22
»… bis Herr Aranda zurückkommt. Niemand, nur er darf ihn öffnen, sagte ich«, berichtete der dicke Hofrat, an seiner Virginier ziehend. »Na, ich blieb hier. Lange genug haben Sie mich warten lassen.«
Manuel fragte aufgeregt: »Wo ist dieser Koffer?«
Mit einer für seine Leibesfülle erstaunlichen Schnelligkeit und Grazie bückte sich der Hofrat und hob hinter dem Schreibtisch einen flachen, kleinen Krokodillederkoffer hervor.
»Hier. Ich habe ihn nicht aus den Augen gelassen.«
Manuel sprang auf.
»Was ist darin?«
»Das werden wir bald feststellen.«
»Was heißt bald? Warum nicht sofort?«
»Lassen Sie mich zu Ende erzählen und … und noch etwas kontrollieren, Herr Aranda. Tun Sie, worum ich Sie bitte. Ich habe Gründe. Ja?«
Manuel hob die Schultern und ließ sie wieder fallen.
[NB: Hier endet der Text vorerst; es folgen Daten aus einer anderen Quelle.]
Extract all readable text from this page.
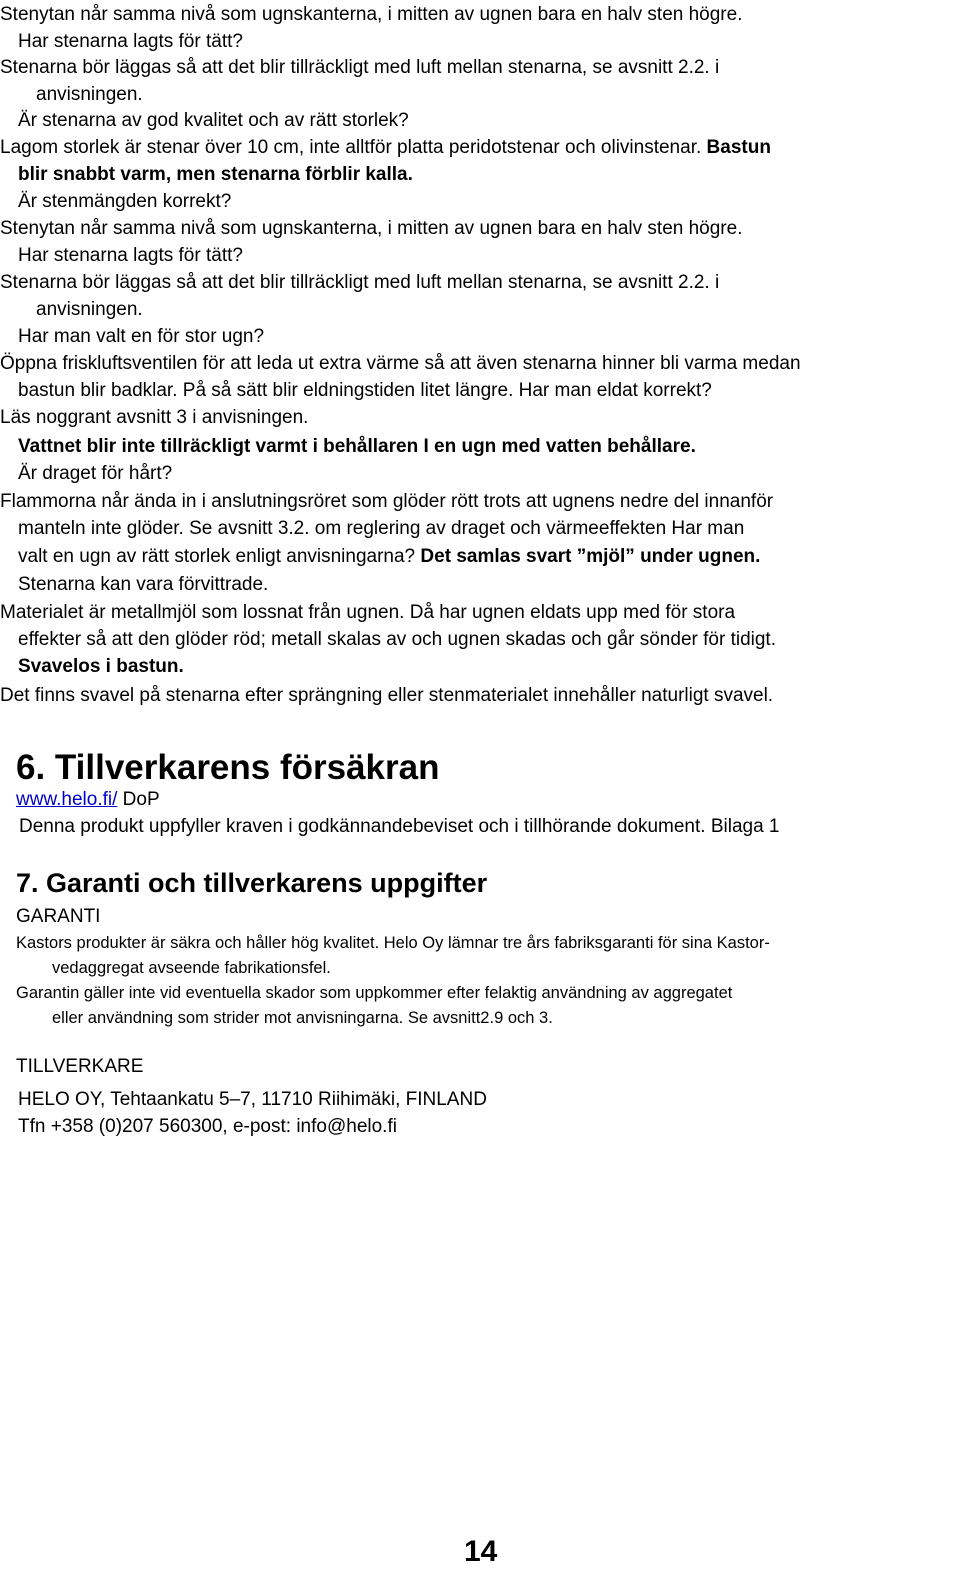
Stenytan når samma nivå som ugnskanterna, i mitten av ugnen bara en halv sten högre.
Har stenarna lagts för tätt?
Stenarna bör läggas så att det blir tillräckligt med luft mellan stenarna, se avsnitt 2.2. i
anvisningen.
Är stenarna av god kvalitet och av rätt storlek?
Lagom storlek är stenar över 10 cm, inte alltför platta peridotstenar och olivinstenar. Bastun
blir snabbt varm, men stenarna förblir kalla.
Är stenmängden korrekt?
Stenytan når samma nivå som ugnskanterna, i mitten av ugnen bara en halv sten högre.
Har stenarna lagts för tätt?
Stenarna bör läggas så att det blir tillräckligt med luft mellan stenarna, se avsnitt 2.2. i
anvisningen.
Har man valt en för stor ugn?
Öppna friskluftsventilen för att leda ut extra värme så att även stenarna hinner bli varma medan
bastun blir badklar. På så sätt blir eldningstiden litet längre. Har man eldat korrekt?
Läs noggrant avsnitt 3 i anvisningen.
Vattnet blir inte tillräckligt varmt i behållaren I en ugn med vatten behållare.
Är draget för hårt?
Flammorna når ända in i anslutningsröret som glöder rött trots att ugnens nedre del innanför
manteln inte glöder. Se avsnitt 3.2. om reglering av draget och värmeeffekten Har man
valt en ugn av rätt storlek enligt anvisningarna? Det samlas svart ”mjöl” under ugnen.
Stenarna kan vara förvittrade.
Materialet är metallmjöl som lossnat från ugnen. Då har ugnen eldats upp med för stora
effekter så att den glöder röd; metall skalas av och ugnen skadas och går sönder för tidigt.
Svavelos i bastun.
Det finns svavel på stenarna efter sprängning eller stenmaterialet innehåller naturligt svavel.
6. Tillverkarens försäkran
www.helo.fi/ DoP
Denna produkt uppfyller kraven i godkännandebeviset och i tillhörande dokument. Bilaga 1
7. Garanti och tillverkarens uppgifter
GARANTI
Kastors produkter är säkra och håller hög kvalitet. Helo Oy lämnar tre års fabriksgaranti för sina Kastor-
vedaggregat avseende fabrikationsfel.
Garantin gäller inte vid eventuella skador som uppkommer efter felaktig användning av aggregatet
eller användning som strider mot anvisningarna. Se avsnitt2.9 och 3.
TILLVERKARE
HELO OY, Tehtaankatu 5–7, 11710 Riihimäki, FINLAND
Tfn +358 (0)207 560300, e-post: info@helo.fi
14
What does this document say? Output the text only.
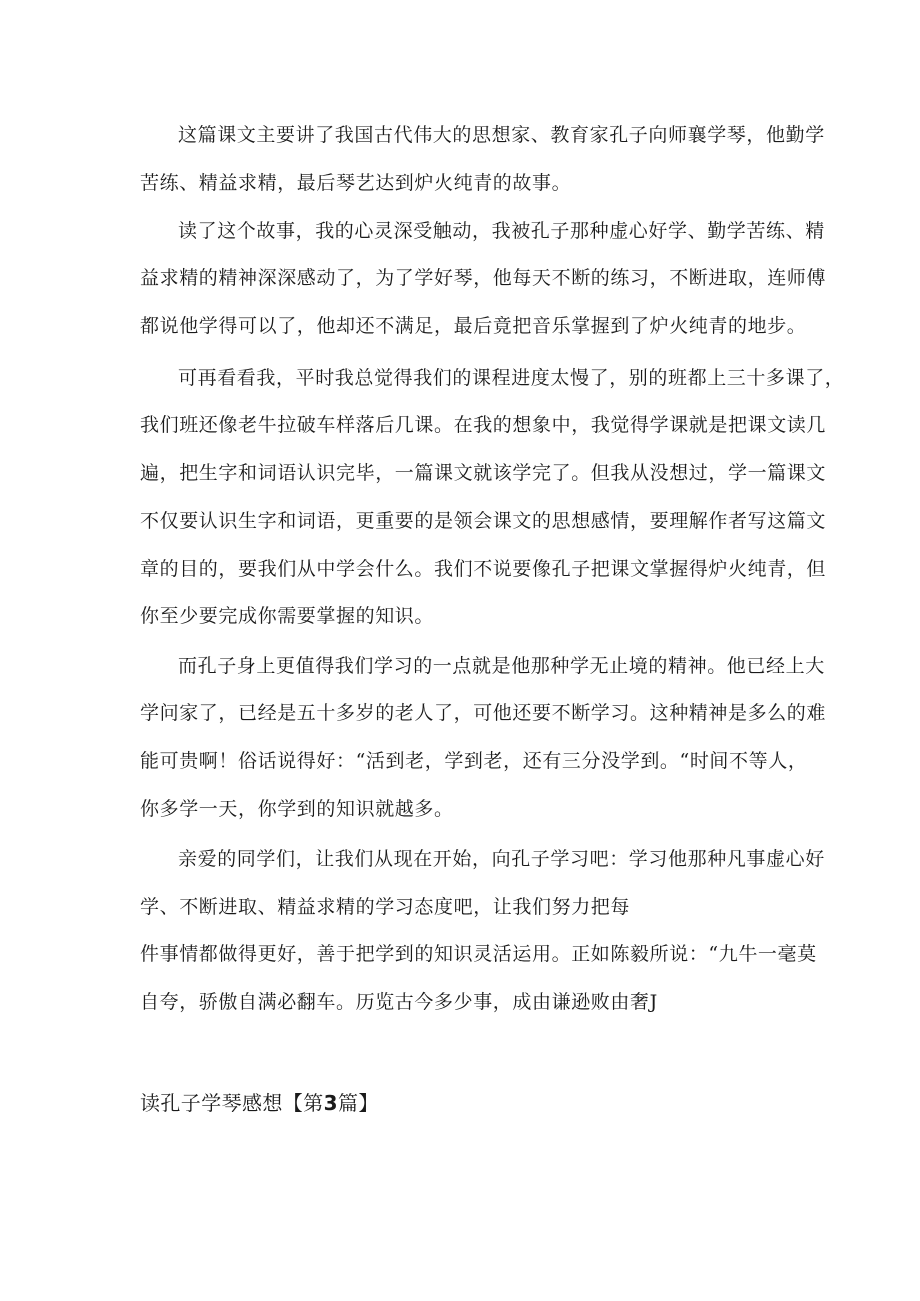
这篇课文主要讲了我国古代伟大的思想家、教育家孔子向师襄学琴，他勤学
苦练、精益求精，最后琴艺达到炉火纯青的故事。
读了这个故事，我的心灵深受触动，我被孔子那种虚心好学、勤学苦练、精
益求精的精神深深感动了，为了学好琴，他每天不断的练习，不断进取，连师傅
都说他学得可以了，他却还不满足，最后竟把音乐掌握到了炉火纯青的地步。
可再看看我，平时我总觉得我们的课程进度太慢了，别的班都上三十多课了，
我们班还像老牛拉破车样落后几课。在我的想象中，我觉得学课就是把课文读几
遍，把生字和词语认识完毕，一篇课文就该学完了。但我从没想过，学一篇课文
不仅要认识生字和词语，更重要的是领会课文的思想感情，要理解作者写这篇文
章的目的，要我们从中学会什么。我们不说要像孔子把课文掌握得炉火纯青，但
你至少要完成你需要掌握的知识。
而孔子身上更值得我们学习的一点就是他那种学无止境的精神。他已经上大
学问家了，已经是五十多岁的老人了，可他还要不断学习。这种精神是多么的难
能可贵啊！俗话说得好：“活到老，学到老，还有三分没学到。“时间不等人，
你多学一天，你学到的知识就越多。
亲爱的同学们，让我们从现在开始，向孔子学习吧：学习他那种凡事虚心好
学、不断进取、精益求精的学习态度吧，让我们努力把每
件事情都做得更好，善于把学到的知识灵活运用。正如陈毅所说：“九牛一毫莫
自夸，骄傲自满必翻车。历览古今多少事，成由谦逊败由奢J
读孔子学琴感想【第3篇】
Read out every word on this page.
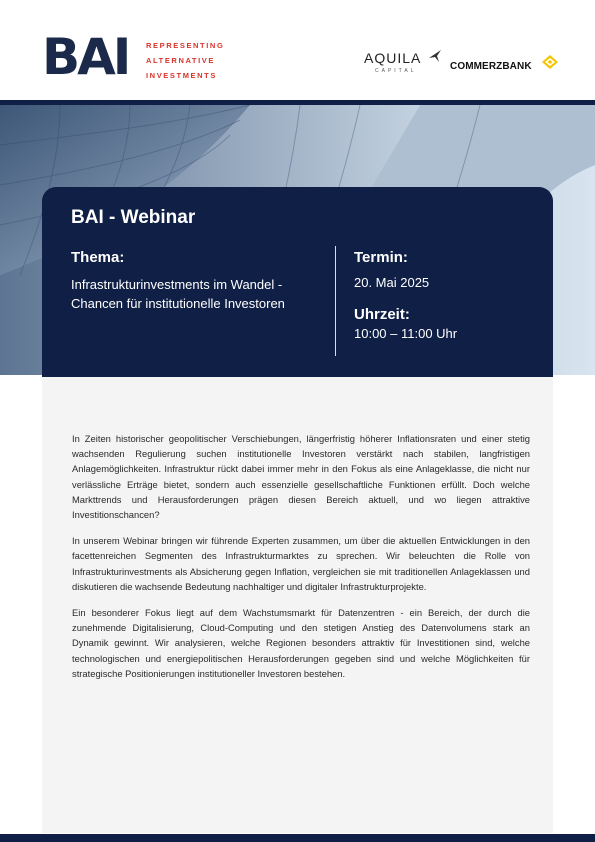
BAI REPRESENTING
ALTERNATIVE
INVESTMENTS
AQUILA
CAPITAL	COMMERZBANK
BAI - Webinar
Thema:
Infrastrukturinvestments im Wandel - Chancen für institutionelle Investoren
Termin:
20. Mai 2025
Uhrzeit:
10:00 – 11:00 Uhr

In Zeiten historischer geopolitischer Verschiebungen, längerfristig höherer Inflationsraten und einer stetig wachsenden Regulierung suchen institutionelle Investoren verstärkt nach stabilen, langfristigen Anlagemöglichkeiten. Infrastruktur rückt dabei immer mehr in den Fokus als eine Anlageklasse, die nicht nur verlässliche Erträge bietet, sondern auch essenzielle gesellschaftliche Funktionen erfüllt. Doch welche Markttrends und Herausforderungen prägen diesen Bereich aktuell, und wo liegen attraktive Investitionschancen?

In unserem Webinar bringen wir führende Experten zusammen, um über die aktuellen Entwicklungen in den facettenreichen Segmenten des Infrastrukturmarktes zu sprechen. Wir beleuchten die Rolle von Infrastrukturinvestments als Absicherung gegen Inflation, vergleichen sie mit traditionellen Anlageklassen und diskutieren die wachsende Bedeutung nachhaltiger und digitaler Infrastrukturprojekte.

Ein besonderer Fokus liegt auf dem Wachstumsmarkt für Datenzentren - ein Bereich, der durch die zunehmende Digitalisierung, Cloud-Computing und den stetigen Anstieg des Datenvolumens stark an Dynamik gewinnt. Wir analysieren, welche Regionen besonders attraktiv für Investitionen sind, welche technologischen und energiepolitischen Herausforderungen gegeben sind und welche Möglichkeiten für strategische Positionierungen institutioneller Investoren bestehen.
»Danke«, sagte Groll. »Nachdem Lavoisier und der Page weg waren, sah ich mich in Ihrem Appartement um. Später rief ich noch drei meiner Männer her. Sie parkten vor dem ›Ritz‹. Ich wollte, daß alle, die das Haus bewachen, sie auch sahen. Ich wollte, daß nicht noch mehr passierte, bevor Sie zurückkamen. Die Männer sind im Hotel. Wir haben die ganze Tat rekonstruiert. Der Page – Karl Weigl heißt er übrigens, ein Wiener – und Lavoisier sagen kein Wort, wie ich erwartet habe. Weigl heult aber bereits. Der wird heute noch speiben.«
»Was wird er?« fragte Manuel.
Groll grinste. »Auspacken. Spucken. Sagen, was er weiß. Bei uns heißt das Speiben. Verzeihen Sie den Fachausdruck. Leider wird er nicht sehr viel zu speiben haben. Vielleicht nennt er uns seinen Verbindungsmann zur französischen Zentrale.« Groll seufzte. »Den kennen wir schon seit Jahren.«
Sie waren nun allein in dem schönen Büro, das blauer Zigarrendunst erfüllte. Graf Romath hatte sich hustend entschuldigt. Groll stand vor dem antiken Schreibtisch und starrte auf das schmale, hohe Kupferkännchen mit den Blumen, die an Orchideen erinnerten. Weiß, bräunlich und mit goldgelben Flecken bedeckt waren ihre Blüten.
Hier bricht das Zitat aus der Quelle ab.